How to Culture Vinegar Eels For Fish Fry

How to Culture Vinegar Eels for Fish Fry

Are you getting into fish breeding but need a way to feed teeny-tiny fry that are too small to eat regular fry food? Vinegar eels are a great option! This live food is very easy to culture and is perfect for raising babies until they’re big enough to eat baby brine shrimp.


What are Vinegar Eels and How Do They Work?

Vinegar eels are harmless, white roundworms or nematodes that feed on the microorganisms commonly found in vinegar and fermented liquids. They are small and easy to grow, measuring in at 50 microns in size and 1 to 2mm in length. Breeders commonly feed them to newborn betta fish, killifish, rainbowfish, and other fry that require miniscule foods even smaller than baby brine shrimp (which hatch out at 450 microns in size).

Vinegar eels are great for feeding fish fry. They can survive several days in freshwater unlike micro worms like banana worms. Because they swim in the water column rather than sinking straight to bottom, their wiggling motions encourage babies to eat faster and eat more. Vinegar eels aren’t necessarily as nutritious as baby brine shrimp (which are born with rich yolk sacs), but they’re an excellent food to feed until the fry have grown large enough to eat baby brine shrimp.

How can you start a vinegar eel culture?

1. Gather the following materials:

– Starter culture for vinegar eels (from local auctions or online sources, like -1 container with a long neck (like an wine bottle) 1 backup container (like 1-gallon bottles or 1-gallon containers) 1 apple – Dechlorinated tapped water 1 Filter floss or Polyester fiber fill (stuffing to pillows and stuffed animal pillows) 1 paper towel 1 rubber bands Pipette 1 funnel

1. The apple should be cut into small slices so it can pass through the container’s openings.

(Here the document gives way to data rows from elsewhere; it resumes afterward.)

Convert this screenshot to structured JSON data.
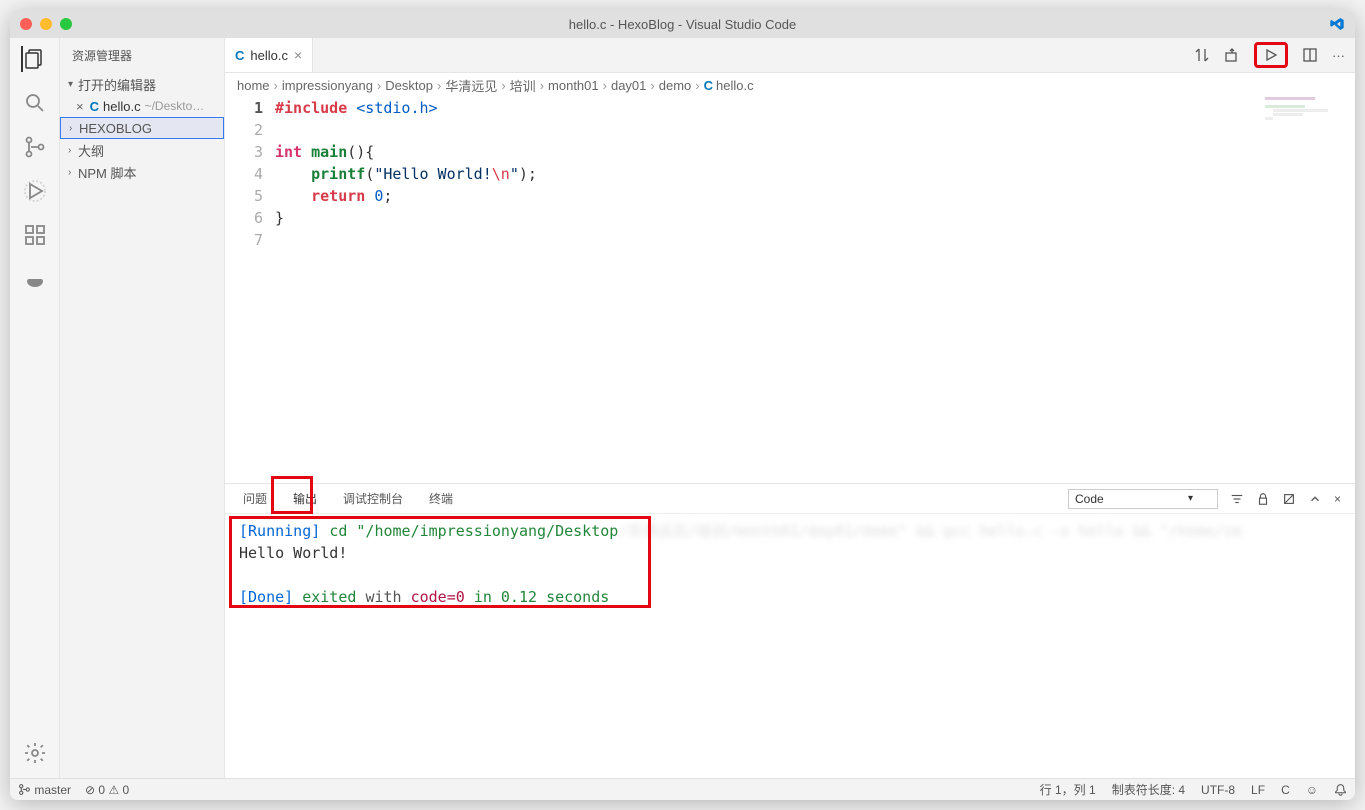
{
  "window": {
    "title": "hello.c - HexoBlog - Visual Studio Code"
  },
  "sidebar": {
    "header": "资源管理器",
    "open_editors": "打开的编辑器",
    "open_file": {
      "name": "hello.c",
      "path": "~/Deskto…"
    },
    "project": "HEXOBLOG",
    "outline": "大纲",
    "npm": "NPM 脚本"
  },
  "tab": {
    "filename": "hello.c"
  },
  "breadcrumb": [
    "home",
    "impressionyang",
    "Desktop",
    "华清远见",
    "培训",
    "month01",
    "day01",
    "demo",
    "hello.c"
  ],
  "code": {
    "lines": [
      "1",
      "2",
      "3",
      "4",
      "5",
      "6",
      "7"
    ],
    "include": "#include",
    "header": "<stdio.h>",
    "int": "int",
    "main": "main",
    "parenbrace": "(){",
    "printf": "printf",
    "string": "\"Hello World!",
    "esc": "\\n",
    "strend": "\"",
    "semi": ";",
    "after_printf": ");",
    "return": "return",
    "zero": "0",
    "cb": "}"
  },
  "panel": {
    "tabs": {
      "problems": "问题",
      "output": "输出",
      "debug": "调试控制台",
      "terminal": "终端"
    },
    "select": "Code",
    "running_label": "[Running]",
    "running_cmd": "cd \"/home/impressionyang/Desktop",
    "hello_out": "Hello World!",
    "done_label": "[Done]",
    "exited": "exited",
    "with": "with",
    "codeeq": "code=0",
    "in": "in",
    "time": "0.12",
    "seconds": "seconds"
  },
  "status": {
    "branch": "master",
    "errors": "0",
    "warnings": "0",
    "lncol": "行 1，列 1",
    "tab": "制表符长度: 4",
    "encoding": "UTF-8",
    "eol": "LF",
    "lang": "C"
  }
}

1. Divide the starter culture of vinegar eel into each container. 2. Fill the rest of the containers with 50% vinegar and 50% dechlorinated tap water, such that the total liquid amount reaches the base of the bottle’s neck. (Leave a little space at the top of the containers for air.)

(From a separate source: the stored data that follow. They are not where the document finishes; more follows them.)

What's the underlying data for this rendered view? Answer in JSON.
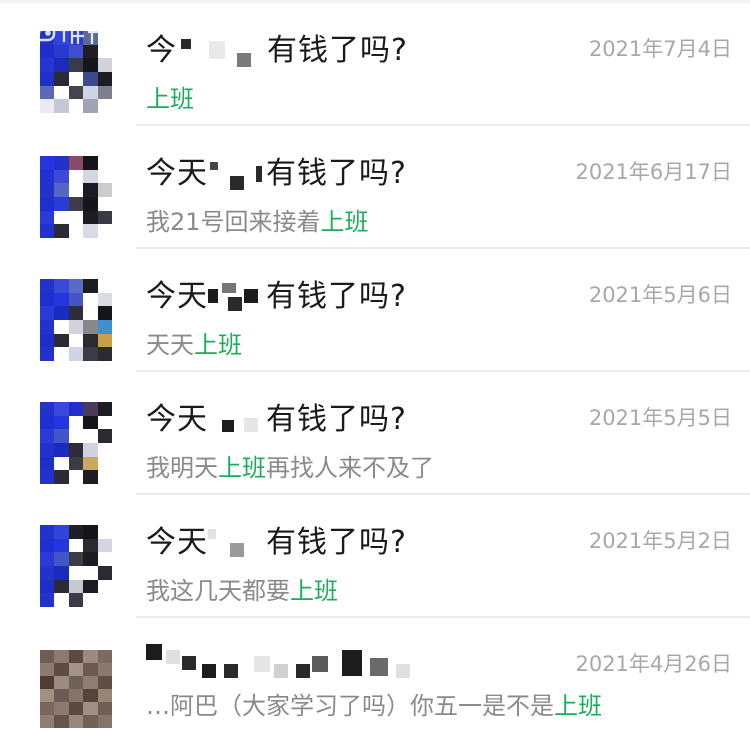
{
  "watermark": {
    "icon": "game-watermark-logo"
  },
  "colors": {
    "keyword": "#1aad5b",
    "date": "#a8a8a8",
    "preview": "#8a8a8a",
    "title": "#1a1a1a"
  },
  "chats": [
    {
      "title_start": "今",
      "title_end": "有钱了吗?",
      "date": "2021年7月4日",
      "preview_before": "",
      "preview_keyword": "上班",
      "preview_after": ""
    },
    {
      "title_start": "今天",
      "title_end": "有钱了吗?",
      "date": "2021年6月17日",
      "preview_before": "我21号回来接着",
      "preview_keyword": "上班",
      "preview_after": ""
    },
    {
      "title_start": "今天",
      "title_end": "有钱了吗?",
      "date": "2021年5月6日",
      "preview_before": "天天",
      "preview_keyword": "上班",
      "preview_after": ""
    },
    {
      "title_start": "今天",
      "title_end": "有钱了吗?",
      "date": "2021年5月5日",
      "preview_before": "我明天",
      "preview_keyword": "上班",
      "preview_after": "再找人来不及了"
    },
    {
      "title_start": "今天",
      "title_end": "有钱了吗?",
      "date": "2021年5月2日",
      "preview_before": "我这几天都要",
      "preview_keyword": "上班",
      "preview_after": ""
    },
    {
      "title_start": "",
      "title_end": "",
      "date": "2021年4月26日",
      "preview_before": "…阿巴（大家学习了吗）你五一是不是",
      "preview_keyword": "上班",
      "preview_after": ""
    }
  ]
}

1. Cover the container openings with a sheet of paper towel, fastened with a rubber band. This allows vinegar eels to breath while keeping pests out. The containers should be kept at room temperature on a shelf or in a cabinet that is not exposed to direct sunlight.

The wine bottle is your primary culture that can be used for easy harvesting of vinegar eels. If the wine bottles are damaged or destroyed, the backup culture is in a larger container. Backup cultures can be left alone for a year or two without any additional feedings. The population may decline a little, but you should still have enough vinegar eels to start a new culture if needed.

How do I harvest vinegar eels to feed my fish?

1. Allow the wine to sit for at least two to four more weeks before you start feeding the fry. 2. When you are ready for harvesting, insert a wad if filter floss into the neck. The floss should be soaked in vinegar.

1. Gently pour some dechlorinated water into the bottle’s neck.

1. Wait between 8 and 24 hours, and the vinegar-eels will pass through the filter floss to the fresh water.

1. You can remove some vinegar eels with a pipette and then feed them to your fish fry.

This method can be used to feed your fish babies for several days, or even a week. However, eventually, the culture will begin to decline. You can make several vinegar eel culture bottles if you have many fish baby. Give each bottle four to five days to let the culture repopulate.

How Do I Maintain the Vinegar Eel Culture?

At six months, the apple pieces start to break down and the nutrients run out. This can lead to a cloudy culture. This is the time to start a fresh culture. You can use the old culture to fill a new container. Fill the rest of the new container with apple slices and a fresh mixture of 50% apple cider vinegar and 50% dechlorinated water. Within two to four week, your new culture will be ready for harvesting.